August 13, 2023

Personal Loan with Collateral: Secured or Unsecured?

There are benefits and drawbacks to both sides of the argument over whether to take a secured or unsecured loan, but the final decision comes down to answering two questions:

  1. Do you have a valuable piece of collateral, typically a home or automobile?
  2. Are you willing to risk losing that asset if you can’t make payments on the loan?

If you can answer “Yes” to both questions, a secured loan is the route to take. There are many more benefits to a secured loan for the obvious reason that you stand to lose a lot if you don’t make payments. Additional benefits include:

  • It’s easier to qualify for a secured loan because you have collateral.
  • You should receive a better interest rate. The collateral used to secure the loan has value, which makes you less of a risk. The lower the risk, the lower the interest rate on the loan.
  • You should be able to borrow more money, based on the value of the collateral.
  • You may not need a job. Lenders prefer the borrower to have a job, but if job loss is the reason for the loan, employment is less of a factor, especially if there is good collateral backing the loan.
  • The primary benefit of an unsecured loan is that you won’t lose any assets, meaning home or car, if you can’t make payments. Additionally, unsecured loans are easier to dismiss in bankruptcy court.

Applying for a Personal Loan

The application process for personal loans should be easy, as long as you answer the questions in detail and can verify your work and credit history. Before you start filling out the application form, take a few minutes and answer some questions:

  1. What is the purpose for the loan?
  2. What is your credit score and what type of interest rate do you expect to receive based on that score?
  3. How much are you going to borrow and can you comfortably afford the payments on that amount?
  4. How long a repayment schedule can you handle and do you want a secured or unsecured loan?

Once you have the answers, gather documents required to verify financial information. You may need tax returns, checking and savings account information, deeds for property and titles for cars. You may need all or parts of that list, depending on the size of loan you’re seeking.

Finally, you will need the usual personal information, name, age, address, social security number and contact numbers, and something to verify each one.

Many loan applications are rejected because the borrower couldn’t provide documentation needed for approval. It’s important to assemble all necessary paperwork together before you start filling out the application.

One more bit of advice: Shop around. It may feel you’re begging for help when you start the process, but the truth is, you’re the customer.
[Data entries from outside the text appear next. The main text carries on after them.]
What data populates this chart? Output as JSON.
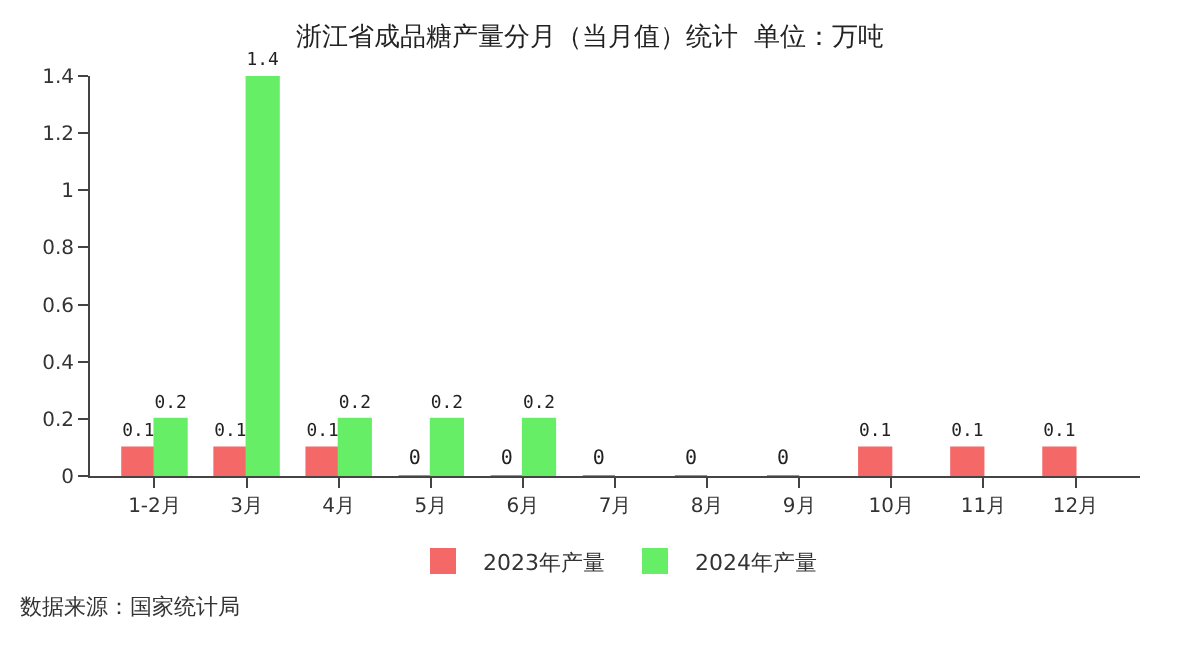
{
  "chart_data": {
    "type": "bar",
    "title": "浙江省成品糖产量分月（当月值）统计  单位：万吨",
    "categories": [
      "1-2月",
      "3月",
      "4月",
      "5月",
      "6月",
      "7月",
      "8月",
      "9月",
      "10月",
      "11月",
      "12月"
    ],
    "series": [
      {
        "name": "2023年产量",
        "color": "#f46868",
        "values": [
          0.1,
          0.1,
          0.1,
          0,
          0,
          0,
          0,
          0,
          0.1,
          0.1,
          0.1
        ]
      },
      {
        "name": "2024年产量",
        "color": "#66ee66",
        "values": [
          0.2,
          1.4,
          0.2,
          0.2,
          0.2,
          null,
          null,
          null,
          null,
          null,
          null
        ]
      }
    ],
    "ylim": [
      0,
      1.4
    ],
    "yticks": [
      0,
      0.2,
      0.4,
      0.6,
      0.8,
      1,
      1.2,
      1.4
    ],
    "data_labels": true,
    "legend": "bottom",
    "annotations": [
      "数据来源：国家统计局"
    ]
  }
}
If the lender wants your business, they will work with you to get a deal done. If not, keep shopping.

Qualifying for a Loan

Since most personal loans lack collateral, lenders will scrutinize your credit history, your income and your debt level before approving financing. Your credit history, and your credit rating, will help determine how much interest you’ll pay. The lower your credit score, the higher the interest rate and the less you’ll be able to borrow.
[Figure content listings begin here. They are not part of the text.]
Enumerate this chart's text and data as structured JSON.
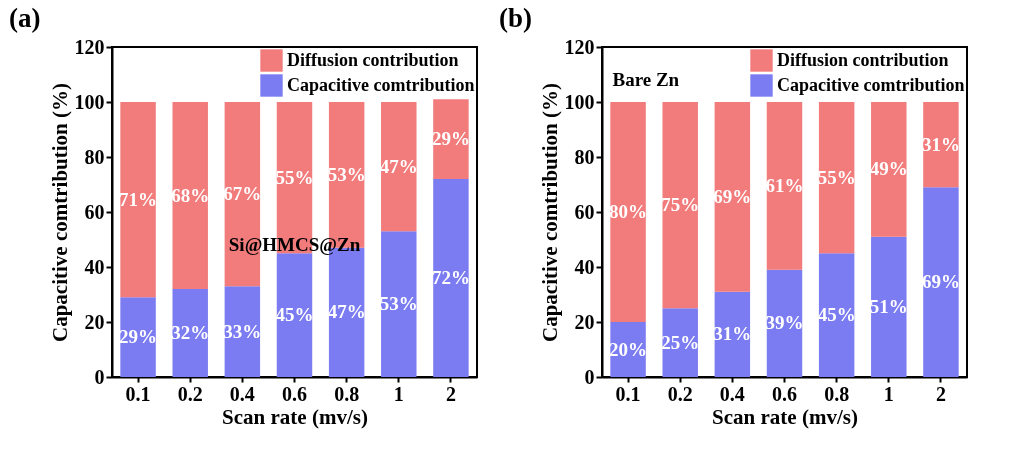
{
  "chart_data": [
    {
      "type": "bar",
      "title": "(a)",
      "xlabel": "Scan rate (mv/s)",
      "ylabel": "Capacitive comtribution (%)",
      "categories": [
        "0.1",
        "0.2",
        "0.4",
        "0.6",
        "0.8",
        "1",
        "2"
      ],
      "stacked": true,
      "ylim": [
        0,
        120
      ],
      "yticks": [
        0,
        20,
        40,
        60,
        80,
        100,
        120
      ],
      "legend": "top right",
      "annotations": [
        "Si@HMCS@Zn"
      ],
      "series": [
        {
          "name": "Capacitive comtribution",
          "color": "#7b7bf2",
          "values": [
            29,
            32,
            33,
            45,
            47,
            53,
            72
          ],
          "value_labels": [
            "29%",
            "32%",
            "33%",
            "45%",
            "47%",
            "53%",
            "72%"
          ]
        },
        {
          "name": "Diffusion contribution",
          "color": "#f27b7b",
          "values": [
            71,
            68,
            67,
            55,
            53,
            47,
            29
          ],
          "value_labels": [
            "71%",
            "68%",
            "67%",
            "55%",
            "53%",
            "47%",
            "29%"
          ]
        }
      ]
    },
    {
      "type": "bar",
      "title": "(b)",
      "xlabel": "Scan rate (mv/s)",
      "ylabel": "Capacitive comtribution (%)",
      "categories": [
        "0.1",
        "0.2",
        "0.4",
        "0.6",
        "0.8",
        "1",
        "2"
      ],
      "stacked": true,
      "ylim": [
        0,
        120
      ],
      "yticks": [
        0,
        20,
        40,
        60,
        80,
        100,
        120
      ],
      "legend": "top right",
      "annotations": [
        "Bare Zn"
      ],
      "series": [
        {
          "name": "Capacitive comtribution",
          "color": "#7b7bf2",
          "values": [
            20,
            25,
            31,
            39,
            45,
            51,
            69
          ],
          "value_labels": [
            "20%",
            "25%",
            "31%",
            "39%",
            "45%",
            "51%",
            "69%"
          ]
        },
        {
          "name": "Diffusion contribution",
          "color": "#f27b7b",
          "values": [
            80,
            75,
            69,
            61,
            55,
            49,
            31
          ],
          "value_labels": [
            "80%",
            "75%",
            "69%",
            "61%",
            "55%",
            "49%",
            "31%"
          ]
        }
      ]
    }
  ]
}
Since there are many varieties of personal loans, there’s no single formula for qualifying to borrow. Payday lenders, for instance, will often loan money in anticipation of a paycheck or a tax refund. Payday lenders often require a credit check, but might charge interest rates of 400% or more. The high interest can prove disastrous for borrowers, so be wary of such lenders and always consider the terms of the loan. Too many borrowers fail to understand how interest accrues and come to regret their decision.
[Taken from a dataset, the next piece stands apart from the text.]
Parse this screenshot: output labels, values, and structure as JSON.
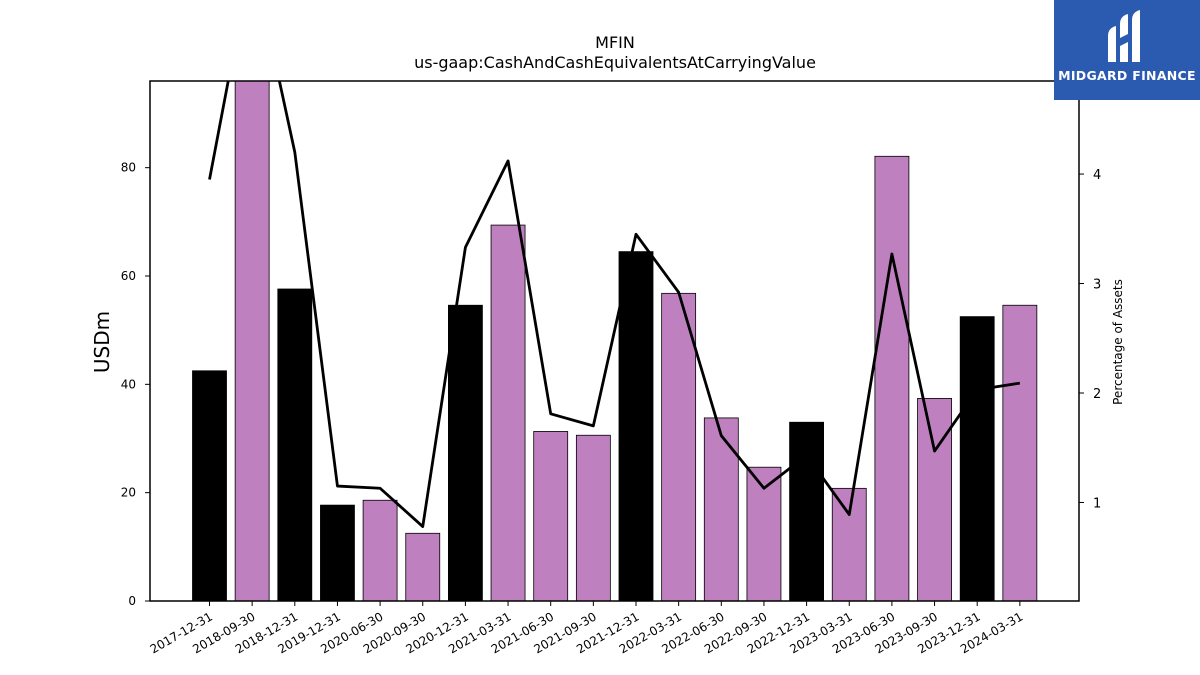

Some lenders will transact with people will low credit scores but will charge relatively high interest rates – often has much as 36%.

As a rule, avoid payday lenders and carefully evaluate repayment terms and interest rates before borrowing. Personal loans can be cheaper than credit card balances and offer a way to consolidate several debts into one.

Credit card debt is revolving debt while personal loans are installment debt. Credit rating agencies treat revolving and installment debt different, and transferring debt from revolving to installment can improve your credit score.

How is My Credit Affected by a Personal Loan?

If you are using a personal loan to consolidate and pay down credit card debt, you might discover that you credit score improves rapidly. A significant part of a credit score is based on credit utilization, which is the percentage of your credit in use. Since personal loans generally don’t involve a credit line, transferring debt from revolving credit card debt to the installment debt of a personal loan will lower your credit utilization amount, and that will have a favorable impact on your credit score.

Personal loans can help you rebuild credit and pay off debt without the help of a debt consolidation firm. This can save you money, but it isn’t an option for everyone. If your credit score has dropped below 580 as the result of high amounts of revolving debt, it is unlikely you will be able to find a personal loan that makes financial sense. Before seeking a personal loan, it pays to know your credit score and find out what interest rates lenders charge. The lower your score, the higher your interest rate will be.

If you think you’ll have a hard time making on-time payments on your loan, think twice about borrowing the money. Defaulting on a personal loan can severely damage you credit score if the default is reporting to one of the rating agencies. If you borrow the money from a family member and fail to repay, you might lose an important relationship and if you signed a contract, you could be sued. So always think ahead.